Mechanical unloading induced by left ventricular (LV) assist device (LVAD) therapy alters cardiomyocyte metabolism, protein turnover, gene expression and contractility as well as immune responses. Before LVAD therapy (red boxes), hypertrophic cardiomyocytes have immature phenotypes, such as increased glucose metabolism and a fetal gene expression pattern. Heart failure also causes desensitization of β-adrenergic receptors (β-AR) in cardiomyocytes. After LVAD therapy (blue boxes), β-AR responsiveness is restored, resulting in increased contractility and transcription of genes encoding calcium-handling proteins. The pentose phosphate pathway (PPP), oxidative phosphorylation through the electron transport chain, and one-carbon metabolism increase with LVAD treatment, resulting in the generation of nicotinamide adenine dinucleotide (NADH), a by-product that participates in other metabolic pathways and protects against oxidative damage. The ubiquitin–proteasome system (UPS) as well as the calpain protein degradation pathways become upregulated after LVAD treatment; however, autophagy activation and gene expression have been observed either to increase or to decrease. Altogether, these molecular changes result in decreased fibrosis and LV mass and volume as well as increased ejection fraction and contractility. AC, adenylyl cyclase; G6P, glucose-6-phosphate; MMP, matrix metalloproteinase; PKA, protein kinase A; ROS, reactive oxygen species; TCA, tricarboxylic acid.
Fig. 3 |
Fig. 3 |. Molecular features of cardiac atrophy.

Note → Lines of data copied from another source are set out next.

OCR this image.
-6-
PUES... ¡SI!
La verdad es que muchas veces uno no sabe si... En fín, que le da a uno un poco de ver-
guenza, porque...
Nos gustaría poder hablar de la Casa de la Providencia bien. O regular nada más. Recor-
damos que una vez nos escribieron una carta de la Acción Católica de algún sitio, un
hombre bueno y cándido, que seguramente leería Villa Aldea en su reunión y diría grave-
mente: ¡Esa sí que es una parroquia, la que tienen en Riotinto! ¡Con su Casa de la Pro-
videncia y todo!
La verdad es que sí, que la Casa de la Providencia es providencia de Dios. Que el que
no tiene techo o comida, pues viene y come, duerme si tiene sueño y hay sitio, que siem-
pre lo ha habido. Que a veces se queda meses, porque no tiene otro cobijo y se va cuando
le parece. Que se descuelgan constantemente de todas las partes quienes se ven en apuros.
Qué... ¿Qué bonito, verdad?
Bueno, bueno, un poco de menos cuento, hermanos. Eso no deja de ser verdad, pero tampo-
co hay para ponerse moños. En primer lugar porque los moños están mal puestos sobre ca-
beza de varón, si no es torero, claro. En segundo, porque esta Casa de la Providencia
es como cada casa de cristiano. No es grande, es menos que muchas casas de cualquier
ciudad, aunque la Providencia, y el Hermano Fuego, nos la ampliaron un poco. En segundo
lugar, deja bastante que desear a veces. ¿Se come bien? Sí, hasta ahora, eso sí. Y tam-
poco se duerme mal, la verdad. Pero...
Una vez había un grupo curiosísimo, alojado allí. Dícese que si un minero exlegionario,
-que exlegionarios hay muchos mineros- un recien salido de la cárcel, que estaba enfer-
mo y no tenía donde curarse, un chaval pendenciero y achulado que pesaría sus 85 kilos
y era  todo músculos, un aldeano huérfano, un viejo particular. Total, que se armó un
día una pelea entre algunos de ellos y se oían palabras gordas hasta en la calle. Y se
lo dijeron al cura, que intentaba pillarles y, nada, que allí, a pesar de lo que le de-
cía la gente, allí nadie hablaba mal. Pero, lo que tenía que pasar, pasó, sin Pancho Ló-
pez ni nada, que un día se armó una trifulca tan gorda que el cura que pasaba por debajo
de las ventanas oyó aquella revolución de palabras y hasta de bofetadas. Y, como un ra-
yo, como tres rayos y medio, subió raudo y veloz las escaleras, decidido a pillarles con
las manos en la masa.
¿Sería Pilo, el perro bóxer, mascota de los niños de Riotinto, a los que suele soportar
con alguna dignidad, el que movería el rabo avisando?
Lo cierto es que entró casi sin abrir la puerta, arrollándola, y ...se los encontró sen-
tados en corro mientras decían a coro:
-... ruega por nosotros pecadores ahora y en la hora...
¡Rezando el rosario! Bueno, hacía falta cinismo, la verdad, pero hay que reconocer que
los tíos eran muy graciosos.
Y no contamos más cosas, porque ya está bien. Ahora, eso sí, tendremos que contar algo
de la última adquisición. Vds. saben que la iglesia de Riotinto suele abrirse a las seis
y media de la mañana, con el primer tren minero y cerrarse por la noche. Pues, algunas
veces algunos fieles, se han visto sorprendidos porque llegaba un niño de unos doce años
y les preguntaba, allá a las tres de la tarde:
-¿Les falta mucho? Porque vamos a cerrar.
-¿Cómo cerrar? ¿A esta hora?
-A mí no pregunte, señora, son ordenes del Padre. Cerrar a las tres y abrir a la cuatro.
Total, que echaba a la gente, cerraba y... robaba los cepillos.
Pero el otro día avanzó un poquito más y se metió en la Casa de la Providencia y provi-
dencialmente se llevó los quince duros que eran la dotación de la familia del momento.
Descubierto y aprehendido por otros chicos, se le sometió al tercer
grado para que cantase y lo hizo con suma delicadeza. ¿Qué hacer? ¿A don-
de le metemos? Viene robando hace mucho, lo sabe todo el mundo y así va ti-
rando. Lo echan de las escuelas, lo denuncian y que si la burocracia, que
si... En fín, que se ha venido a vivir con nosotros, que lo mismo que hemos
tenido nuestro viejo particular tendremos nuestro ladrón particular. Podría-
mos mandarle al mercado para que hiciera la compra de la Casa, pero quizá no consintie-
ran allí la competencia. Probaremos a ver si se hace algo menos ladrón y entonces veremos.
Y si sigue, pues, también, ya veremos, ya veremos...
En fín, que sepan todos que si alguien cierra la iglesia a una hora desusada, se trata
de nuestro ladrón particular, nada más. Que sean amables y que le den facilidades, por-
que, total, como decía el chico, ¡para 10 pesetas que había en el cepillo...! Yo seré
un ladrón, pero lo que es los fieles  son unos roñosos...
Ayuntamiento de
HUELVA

Atrophy can be initiated by an increase in the circulating levels of certain factors (such as myostatin, activin A and inflammatory cytokines) and/or increased cellular oxidative stress. Myostatin and activin A bind to the activin receptor type 2B (ACVR2B), which stimulates downstream SMAD2 and SMAD3 signalling. SMAD2 and SMAD3 inhibit pro-growth pathways (AKT and mechanistic target of rapamycin (mTOR) pathways) and activate FOXO transcription factors, which translocate to the nucleus and increase the expression of genes related to autophagy and the ubiquitin–proteasome system (UPS). Inflammatory cytokines (such as tumour necrosis factor) activate the p38 and JUN N-terminal kinase (JNK) MAP kinase pathways and nuclear factor-κB (NF-κB), which stimulate atrophic-related gene expression patterns and protein degradation. Increased intracellular levels of reactive oxygen species (ROS) act on similar pathways, while also causing the translocation of apoptosis regulator BAX and BH3-interacting domain death agonist (BID) to the mitochondria, leading to mitochondrial dysfunction and triggering apoptosis through apoptosis-inducing factor mitochondria associated 1 (AIFM1; also known as AIF) and cytochrome c–caspase 3 signalling. ROS also inhibit growth pathways and promote FOXO-dependent degradation by activating the E3 ubiquitin protein ligase CBL-B, which mediates insulin receptor substrate 1 (IRS1) degradation and thus represses downstream AKT signalling. Calpain activation owing to increased intracellular calcium levels in cardiac atrophy also triggers proteolysis, mitochondrial dysfunction and (in some instances; dashed line) apoptosis. ASK1, apoptosis signal-regulating kinase 1; GSK3β, glycogen synthase kinase 3β; IL-1R, IL-1 receptor; IκBα, NF-κB inhibitor-α; IKK, inhibitor of nuclear factor-κB kinase; TNFR, tumour necrosis factor receptor.